Mr. Brison explained that he initiated an e-mail conversation with the CIBC employee in late morning of Nov. 22. Mr. Brison would not name the individual, although the e-mail identifies him as Dan. Mr. Brison said the individual was an acquaintance who he ran into at a Rolling Stones concert in Moncton last summer.

A source told The Globe that the recipient was Dan Nowlan, a senior investment banker at CIBC's brokerage arm, CIBC World Markets.

Mr. Nowlan could not be reached for comment, while the bank declined to discuss the matter.

However, people familiar with the issue said that the bank launched an internal review of its trading during that time and did not find anything unusual. The bank, nevertheless, brought the matter to the RCMP and the Ontario Securities Commission.

According to the e-mails released by Mr. Brison, the recipient expressed displeasure with the state of the equity markets. About six hours later, Mr. Brison made the controversial remarks.

Mr. Brison also admitted yesterday he wasn't as transparent with a Globe reporter as he might have been when he was asked this week whether he sent the offending missive.

"At the time, I was reluctant to discuss what I knew to be the subject of an RCMP investigation. I realized, upon reading the article, that I should have been more clear in my comments."

Mr. Brison also acknowledged the RCMP discussed the matter with him on Jan. 18, five days before the election, an issue he would not comment on earlier this week. He said he did not make similar remarks to any other individuals.

Mr. Brison was also asked whether the issue might cloud his potential run for the Liberal leadership.

"I think that, in fact, dealing with it directly and immediately demonstrates a certain level of leadership in doing the right thing."

Mr. Brison said his e-mail was not the spark that led to the RCMP investigation. He said there was no indication from the police whether he might face charges.

"I was participating in a fact-finding mission and would continue to, if asked."

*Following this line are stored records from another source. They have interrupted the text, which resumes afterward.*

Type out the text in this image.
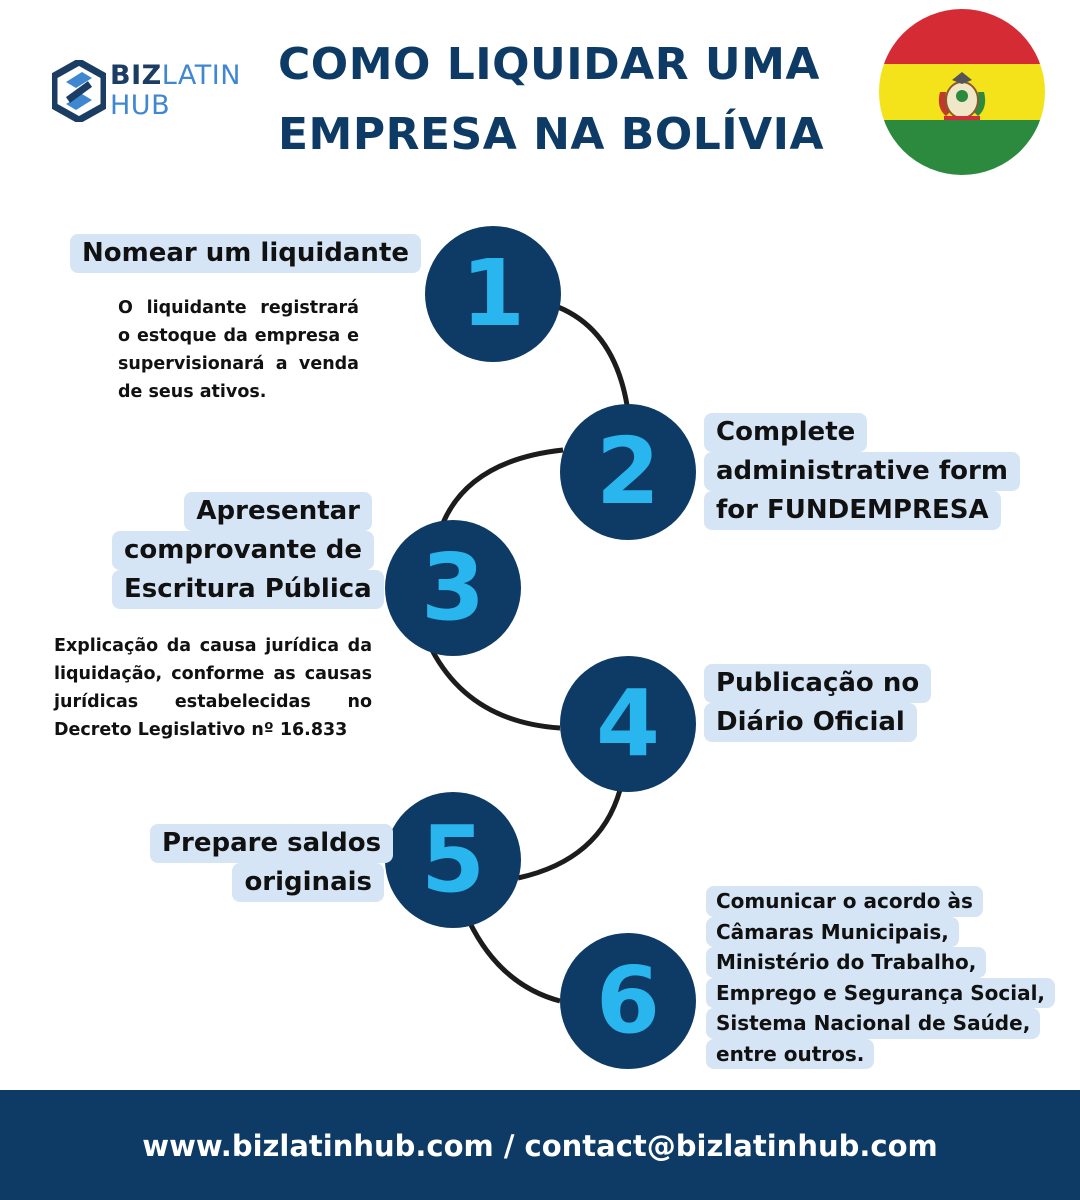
BIZLATIN
HUB
COMO LIQUIDAR UMA
EMPRESA NA BOLÍVIA
1
2
3
4
5
6
Nomear um liquidante
O liquidante registrará o estoque da empresa e supervisionará a venda de seus ativos.
Complete
administrative form
for FUNDEMPRESA
Apresentar
comprovante de
Escritura Pública
Explicação da causa jurídica da liquidação, conforme as causas jurídicas estabelecidas no Decreto Legislativo nº 16.833
Publicação no
Diário Oficial
Prepare saldos
originais
Comunicar o acordo às
Câmaras Municipais,
Ministério do Trabalho,
Emprego e Segurança Social,
Sistema Nacional de Saúde,
entre outros.
www.bizlatinhub.com / contact@bizlatinhub.com
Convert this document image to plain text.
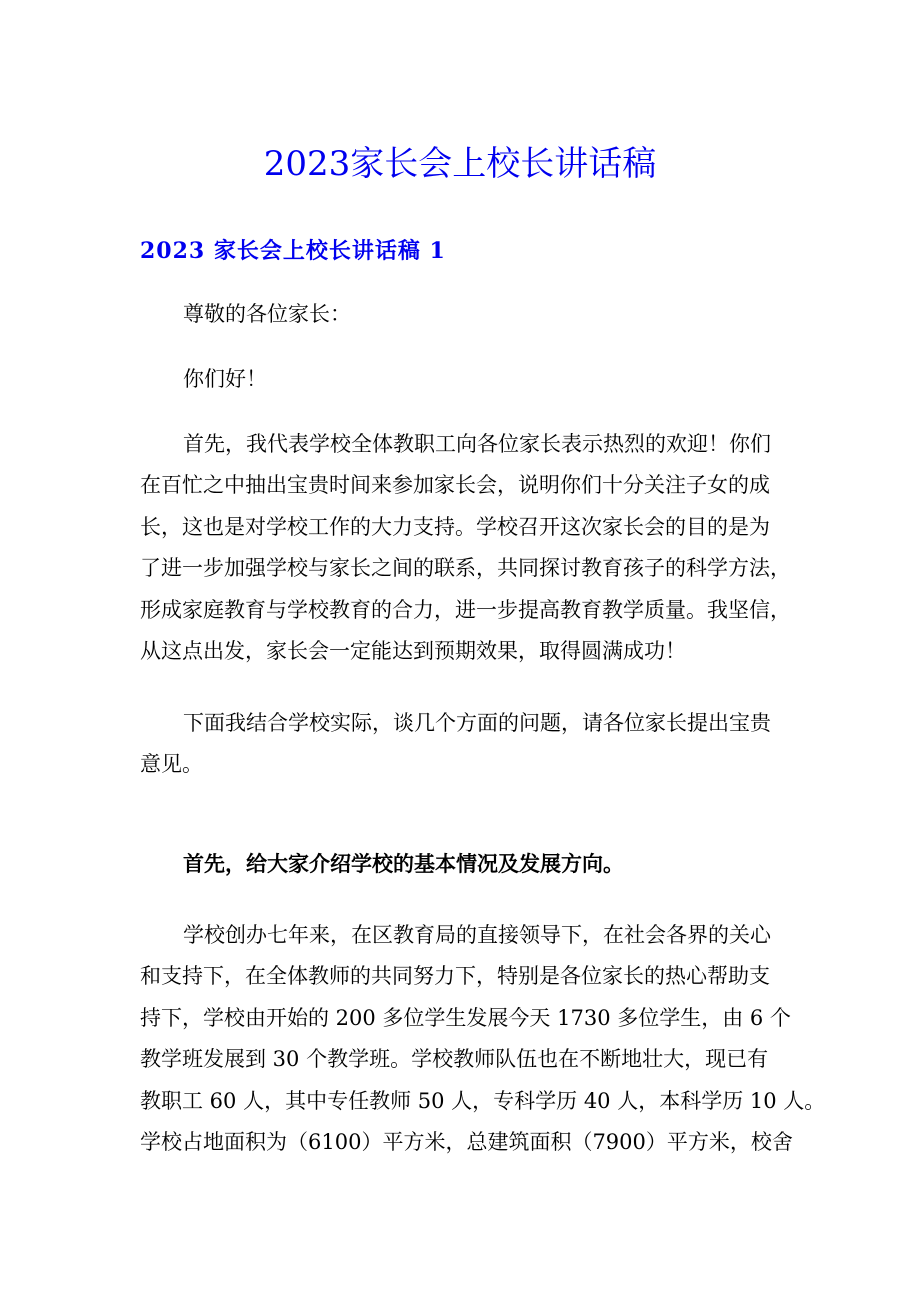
2023家长会上校长讲话稿
2023 家长会上校长讲话稿 1
尊敬的各位家长：
你们好！
首先，我代表学校全体教职工向各位家长表示热烈的欢迎！你们
在百忙之中抽出宝贵时间来参加家长会，说明你们十分关注子女的成
长，这也是对学校工作的大力支持。学校召开这次家长会的目的是为
了进一步加强学校与家长之间的联系，共同探讨教育孩子的科学方法，
形成家庭教育与学校教育的合力，进一步提高教育教学质量。我坚信，
从这点出发，家长会一定能达到预期效果，取得圆满成功！
下面我结合学校实际，谈几个方面的问题，请各位家长提出宝贵
意见。
首先，给大家介绍学校的基本情况及发展方向。
学校创办七年来，在区教育局的直接领导下，在社会各界的关心
和支持下，在全体教师的共同努力下，特别是各位家长的热心帮助支
持下，学校由开始的 200 多位学生发展今天 1730 多位学生，由 6 个
教学班发展到 30 个教学班。学校教师队伍也在不断地壮大，现已有
教职工 60 人，其中专任教师 50 人，专科学历 40 人，本科学历 10 人。
学校占地面积为（6100）平方米，总建筑面积（7900）平方米，校舍
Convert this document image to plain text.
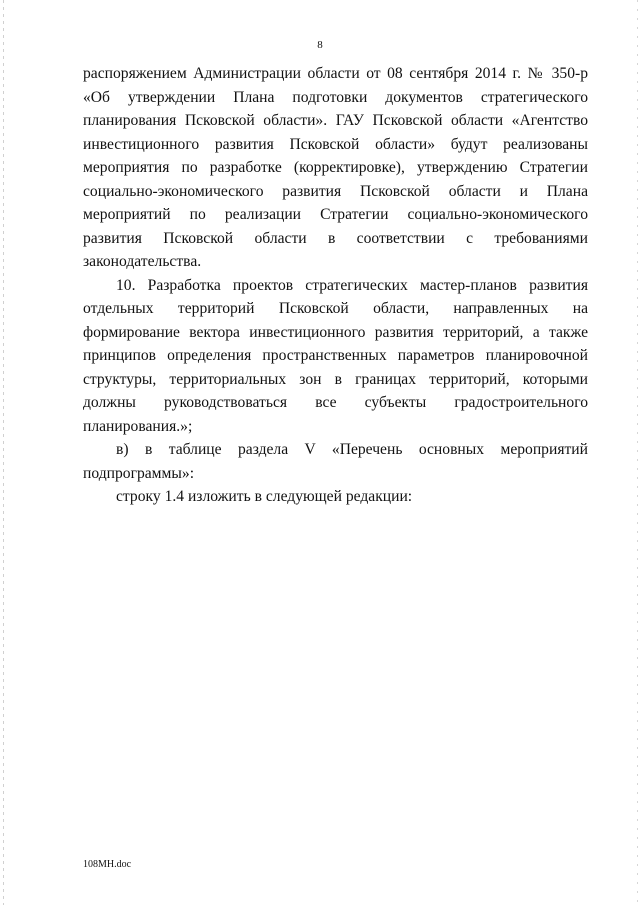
8
распоряжением Администрации области от 08 сентября 2014 г. № 350-р
«Об утверждении Плана подготовки документов стратегического
планирования Псковской области». ГАУ Псковской области «Агентство
инвестиционного развития Псковской области» будут реализованы
мероприятия по разработке (корректировке), утверждению Стратегии
социально-экономического развития Псковской области и Плана
мероприятий по реализации Стратегии социально-экономического
развития Псковской области в соответствии с требованиями
законодательства.
10. Разработка проектов стратегических мастер-планов развития
отдельных территорий Псковской области, направленных на
формирование вектора инвестиционного развития территорий, а также
принципов определения пространственных параметров планировочной
структуры, территориальных зон в границах территорий, которыми
должны руководствоваться все субъекты градостроительного
планирования.»;
в) в таблице раздела V «Перечень основных мероприятий
подпрограммы»:
строку 1.4 изложить в следующей редакции:
108МН.doc
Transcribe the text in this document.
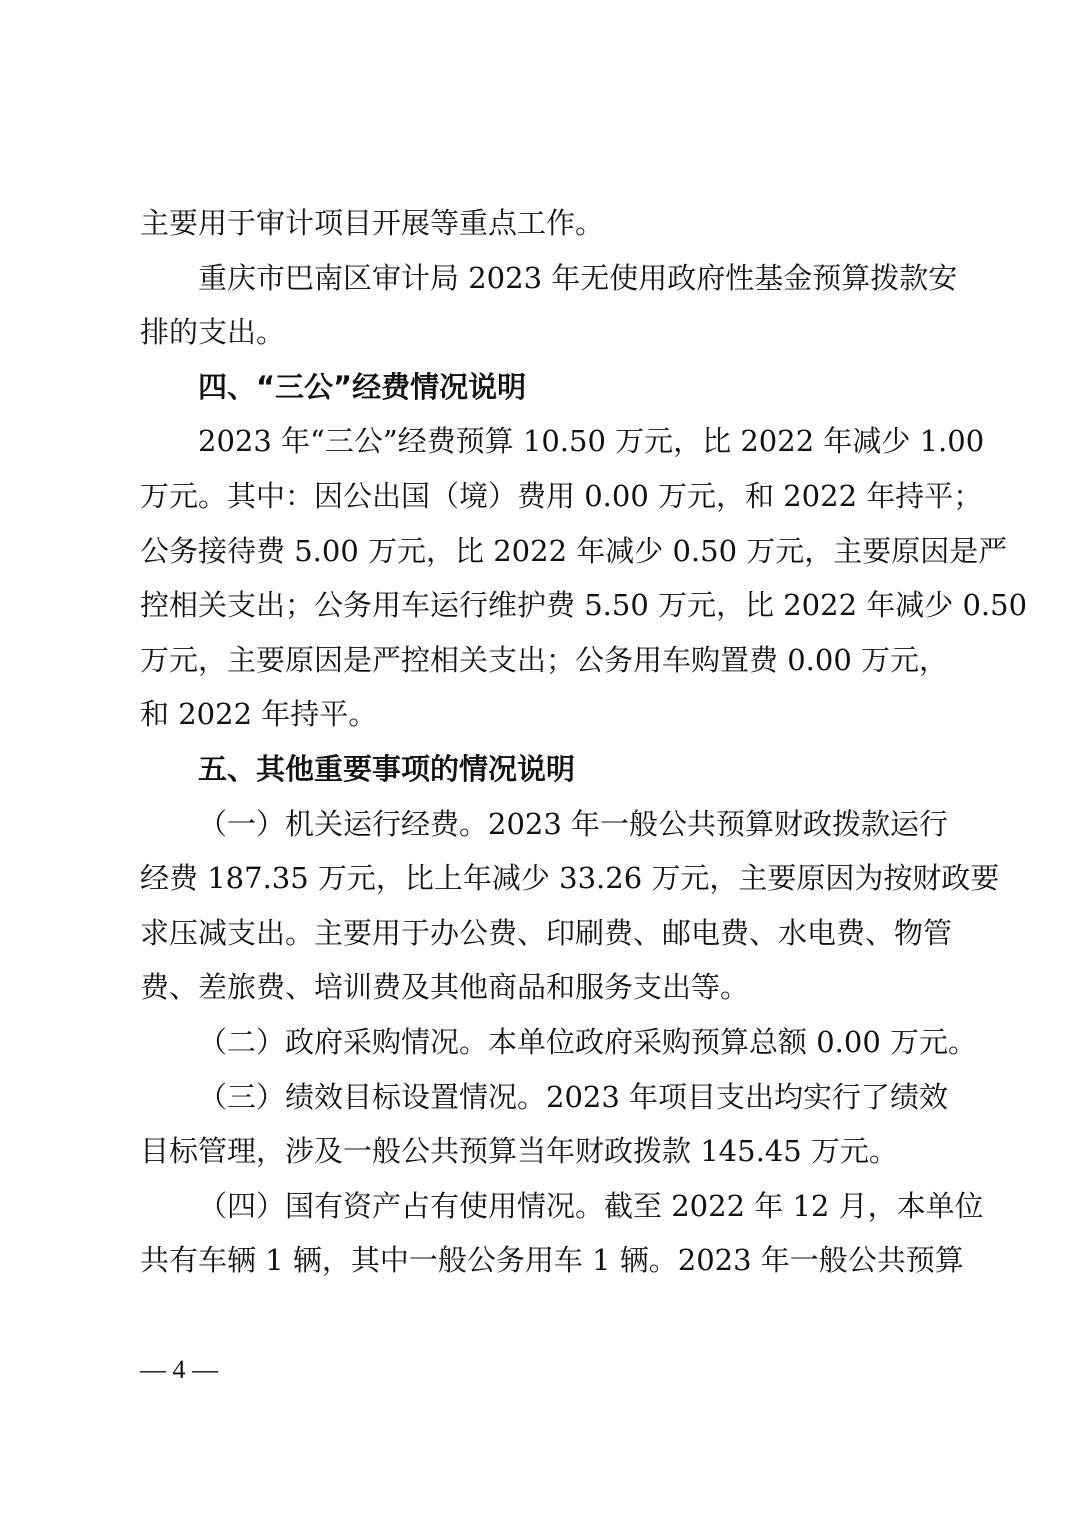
主要用于审计项目开展等重点工作。
重庆市巴南区审计局 2023 年无使用政府性基金预算拨款安
排的支出。
四、“三公”经费情况说明
2023 年“三公”经费预算 10.50 万元，比 2022 年减少 1.00
万元。其中：因公出国（境）费用 0.00 万元，和 2022 年持平；
公务接待费 5.00 万元，比 2022 年减少 0.50 万元，主要原因是严
控相关支出；公务用车运行维护费 5.50 万元，比 2022 年减少 0.50
万元，主要原因是严控相关支出；公务用车购置费 0.00 万元，
和 2022 年持平。
五、其他重要事项的情况说明
（一）机关运行经费。2023 年一般公共预算财政拨款运行
经费 187.35 万元，比上年减少 33.26 万元，主要原因为按财政要
求压减支出。主要用于办公费、印刷费、邮电费、水电费、物管
费、差旅费、培训费及其他商品和服务支出等。
（二）政府采购情况。本单位政府采购预算总额 0.00 万元。
（三）绩效目标设置情况。2023 年项目支出均实行了绩效
目标管理，涉及一般公共预算当年财政拨款 145.45 万元。
（四）国有资产占有使用情况。截至 2022 年 12 月，本单位
共有车辆 1 辆，其中一般公务用车 1 辆。2023 年一般公共预算
— 4 —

A senior Liberal source said it was still unclear whether Mr. Brison's hopes for the leadership would be harmed. But the Liberal said many party members were expressing concern yesterday because the Nova Scotia MP is seen as an asset to the party.

NDP finance critic Judy Wasylycia-Leis said that, even if Mr. Brison did not know of the details, he should not have been speculating.

She said Mr. Brison was wrong to send the e-mail, "whether it's inadvertent or advertent, deliberate or not."